第63章 キミって…
王子様がお姫様にすること…?
俺は再びイメージを膨らませた。
目の前には、王子様を上目遣いで見ている可愛いお姫様がいる。
これはもう…
王子様はお姫様に顔を近づけて、その可愛らしい唇にそっとキスをした。
一瞬ビクッとしたお姫様だけど、王子様からのキスを受け入れてくれたようだ。
んっ…はぁ…なんてやわらかいんだろう。
そう思っていると、お姫様の手が王子様の背中に回ってきた。
王子様の胸はキュンと高鳴る。
お姫様の唇を何度も甘噛みして…
そのままスタンディングオベーションで、幕が閉じられて…
あれ?拍手が聞こえない。
重なっていた唇を話すと、目の前にはお姫様…ではなく、頬を赤らめてキョトンとしている大野くんがいた。
あっ…
オレ、オオノクンニ、キス、シテシマッタ…。
拍手どころか暫く沈黙の時間が流れる。
「えっと…。これ、フィニッシュなのかな…。」
「はい。そう思っていただけると…。」
顔も身体も熱くなっていく。
「んふっ。櫻井くんってさ、本当に面白いよね。」
「そ、そうかな。でも…ごめんね。キス…。」
「…うん。かなりびっくりしたけど、カッコいい王子様に俺もその気になっちゃったし…。」
「えっ…あの…。」
「それに結構いい身体してるよね。ヒョイとお姫様抱っこされた時なんて、ときめいちゃったし…。
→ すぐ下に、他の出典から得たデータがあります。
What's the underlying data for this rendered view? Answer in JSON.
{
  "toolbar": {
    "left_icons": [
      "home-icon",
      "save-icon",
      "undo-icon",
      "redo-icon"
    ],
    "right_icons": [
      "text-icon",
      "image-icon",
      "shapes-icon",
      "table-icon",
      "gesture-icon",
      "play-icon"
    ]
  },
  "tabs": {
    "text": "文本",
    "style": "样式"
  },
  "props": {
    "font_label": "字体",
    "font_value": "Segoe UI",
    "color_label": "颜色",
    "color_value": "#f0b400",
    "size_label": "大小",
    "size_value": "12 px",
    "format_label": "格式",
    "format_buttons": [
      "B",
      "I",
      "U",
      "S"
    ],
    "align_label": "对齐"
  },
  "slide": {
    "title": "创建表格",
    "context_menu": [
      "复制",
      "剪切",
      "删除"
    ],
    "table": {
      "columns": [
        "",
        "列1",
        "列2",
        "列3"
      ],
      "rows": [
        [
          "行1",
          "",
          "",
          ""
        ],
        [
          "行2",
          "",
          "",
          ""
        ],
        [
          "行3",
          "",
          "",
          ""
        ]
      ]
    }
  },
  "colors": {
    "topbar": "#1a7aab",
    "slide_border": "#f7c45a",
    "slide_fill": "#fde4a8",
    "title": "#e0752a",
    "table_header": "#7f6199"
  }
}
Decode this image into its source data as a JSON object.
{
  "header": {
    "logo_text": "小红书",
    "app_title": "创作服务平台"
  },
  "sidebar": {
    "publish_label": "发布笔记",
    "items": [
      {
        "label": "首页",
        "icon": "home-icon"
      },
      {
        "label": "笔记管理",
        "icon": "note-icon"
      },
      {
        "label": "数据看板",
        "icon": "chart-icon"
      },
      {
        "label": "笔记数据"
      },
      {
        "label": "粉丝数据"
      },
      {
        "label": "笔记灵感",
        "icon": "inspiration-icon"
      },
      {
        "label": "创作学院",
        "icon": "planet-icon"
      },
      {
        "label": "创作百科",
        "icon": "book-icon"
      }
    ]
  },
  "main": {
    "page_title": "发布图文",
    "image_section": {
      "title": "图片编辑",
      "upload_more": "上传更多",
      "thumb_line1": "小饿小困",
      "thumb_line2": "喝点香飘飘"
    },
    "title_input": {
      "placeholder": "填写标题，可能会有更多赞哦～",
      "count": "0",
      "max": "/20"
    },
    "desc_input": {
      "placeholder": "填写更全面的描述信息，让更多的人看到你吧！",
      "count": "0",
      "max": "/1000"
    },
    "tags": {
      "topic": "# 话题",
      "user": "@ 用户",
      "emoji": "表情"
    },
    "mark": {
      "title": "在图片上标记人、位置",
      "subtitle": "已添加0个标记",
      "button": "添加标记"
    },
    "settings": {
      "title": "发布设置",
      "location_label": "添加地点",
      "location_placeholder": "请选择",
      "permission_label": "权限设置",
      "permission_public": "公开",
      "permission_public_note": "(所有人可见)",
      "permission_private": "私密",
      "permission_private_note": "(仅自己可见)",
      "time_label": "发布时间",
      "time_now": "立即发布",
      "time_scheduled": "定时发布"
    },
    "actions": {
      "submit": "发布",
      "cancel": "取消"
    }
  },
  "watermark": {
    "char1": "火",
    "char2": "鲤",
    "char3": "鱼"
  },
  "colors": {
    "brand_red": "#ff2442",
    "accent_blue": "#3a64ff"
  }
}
」
俺を更に引き寄せるから、大野くんとの密着度が増した。
「俺的には、さぁこれからって感じになっちゃったけど…。」
あっ、太腿にあたってるコレは…。
「このままじゃきついよね。でもここ、おじいさんの…。」
「大丈夫。トイレもあるし、狭いけど2階には俺の部屋があるから。」
俯く大野くんに視線を向けると、膨らんだ下半身とあのきれいな手。
それを見た俺の身体も疼き、スイッチが入ってしまった。
「俺が抜いてあげようか。」
「えっ。いいよ、いいよ。自分でできるし。」
慌てて離れようとする大野くんを、今度は俺が抱きしめた。
「俺がね、してあげたいの。」
「うん…わかった…。」
腕の中にすっぽりおさまる大野くんを愛しく感じた。